Видели новый фильм «Музыкальная история», с Лемешевым и Зоей Федоровой. Сюжет — ничего особенного, а музыка хорошая.
4
— …Тореадор, смелее в бой… ту-ру-ру-ру… смелее в бой… Ну что ж, придется двинуть фланг?
— Вон вы куда…
— А ты, брат, как думал… тореадор, ту-ру-ру-ру… Кури, Сергей, все равно проветрим.
— Спасибо, Александр Семеныч, накурился уже… Ладно, я вот так…
— Не торопись — открываешь королеву.
— Ух, черт! Тогда сюда.
— Это дело другое. Тореадор… тореадор… Это дело другое. Хитер, брат, ну и хитер… ту-ру-ру-ру, смелее в бой…
— Александр Семеныч…
— М-м?
— Как вы думаете, немцы все-таки высадятся в Англии?
— Кто ж зимой-то высаживается, чудак-человек…
— Нет, а на тот год? Зимой-то, факт, не высадятся.
— На тот год? До того года еще, брат, сколько воды утечет… не до самого года, конечно, — до года две недели осталось, а до оперативного сезона… мм-да. Я пошел, прощайся со своим слоном. Что-то наша общественница задерживается…
Сергей глянул на часы, вздохнул и углубился в обдумывание хода. Полковник опять замурлыкал своего «Тореадора».

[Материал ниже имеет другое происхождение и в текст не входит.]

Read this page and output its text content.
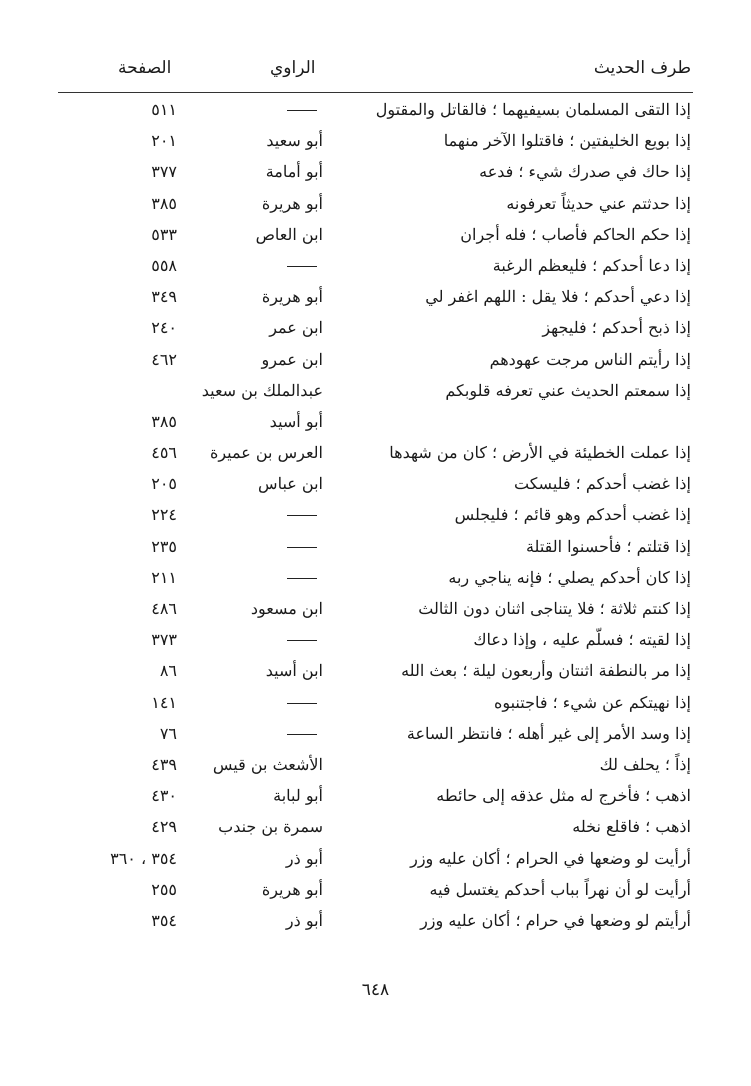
طرف الحديث
الراوي
الصفحة
إذا التقى المسلمان بسيفيهما ؛ فالقاتل والمقتول
٥١١
إذا بويع الخليفتين ؛ فاقتلوا الآخر منهما
أبو سعيد
٢٠١
إذا حاك في صدرك شيء ؛ فدعه
أبو أمامة
٣٧٧
إذا حدثتم عني حديثاً تعرفونه
أبو هريرة
٣٨٥
إذا حكم الحاكم فأصاب ؛ فله أجران
ابن العاص
٥٣٣
إذا دعا أحدكم ؛ فليعظم الرغبة
٥٥٨
إذا دعي أحدكم ؛ فلا يقل : اللهم اغفر لي
أبو هريرة
٣٤٩
إذا ذبح أحدكم ؛ فليجهز
ابن عمر
٢٤٠
إذا رأيتم الناس مرجت عهودهم
ابن عمرو
٤٦٢
إذا سمعتم الحديث عني تعرفه قلوبكم
عبدالملك بن سعيد
أبو أسيد
٣٨٥
إذا عملت الخطيئة في الأرض ؛ كان من شهدها
العرس بن عميرة
٤٥٦
إذا غضب أحدكم ؛ فليسكت
ابن عباس
٢٠٥
إذا غضب أحدكم وهو قائم ؛ فليجلس
٢٢٤
إذا قتلتم ؛ فأحسنوا القتلة
٢٣٥
إذا كان أحدكم يصلي ؛ فإنه يناجي ربه
٢١١
إذا كنتم ثلاثة ؛ فلا يتناجى اثنان دون الثالث
ابن مسعود
٤٨٦
إذا لقيته ؛ فسلّم عليه ، وإذا دعاك
٣٧٣
إذا مر بالنطفة اثنتان وأربعون ليلة ؛ بعث الله
ابن أسيد
٨٦
إذا نهيتكم عن شيء ؛ فاجتنبوه
١٤١
إذا وسد الأمر إلى غير أهله ؛ فانتظر الساعة
٧٦
إذاً ؛ يحلف لك
الأشعث بن قيس
٤٣٩
اذهب ؛ فأخرج له مثل عذقه إلى حائطه
أبو لبابة
٤٣٠
اذهب ؛ فاقلع نخله
سمرة بن جندب
٤٢٩
أرأيت لو وضعها في الحرام ؛ أكان عليه وزر
أبو ذر
٣٥٤ ، ٣٦٠
أرأيت لو أن نهراً بباب أحدكم يغتسل فيه
أبو هريرة
٢٥٥
أرأيتم لو وضعها في حرام ؛ أكان عليه وزر
أبو ذر
٣٥٤
٦٤٨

— Куда-то вы меня загнали, — покачал головой Сергей. — Не везет мне сегодня… Прошлый-то раз я у вас хоть одну выиграл…
— А ты раньше времени рук не поднимай, воевать нужно со злостью. И поменьше отвлекаться. А то ты вот планировал вторжение в Англию, а собственного слона прозевал.
— Таня к шести обещала вернуться?
— Ну, знаешь, Татьянины обещания… ого, решил, значит, идти напролом. Так, так… А что, собственно, у нее за дела сегодня такие?
— Да она собиралась идти со своим отрядом на лыжную базу.
— Ах, так… девица на полевых тактических занятиях… Сергей, ты невнимательно играешь, получай за это шах.
— Ух ты… Как же это я… Александр Семеныч, да это не только шах!
— Разве? Ну, тем хуже для тебя, не лови ворон.
Сергей ошеломленно уставился на доску, с досадой дернул себя за ухо и смешал фигуры.
— Вот так, брат. — Полковник подмигнул ему и встал из-за столика, потягиваясь и сдерживая зевок. — Извини, Сергей, устал я что-то…
— Так я, может, пойду? — смутился Сергей.
— Сиди, сиди. Я ведь отдыхать не собираюсь, мне все равно скоро уходить.
Он взял с буфета чайник и включил его, потом посмотрел на часы.
— Ну, если Татьяна не явится, будем ужинать без нее. Ты как же думаешь планировать теперь свое будущее, а, Сергей?
— Да как, Александр Семеныч, что тут особенно планировать… Решил я идти в вуз сразу, не откладывая. На вечернее отделение, если удастся. Ну, и работать.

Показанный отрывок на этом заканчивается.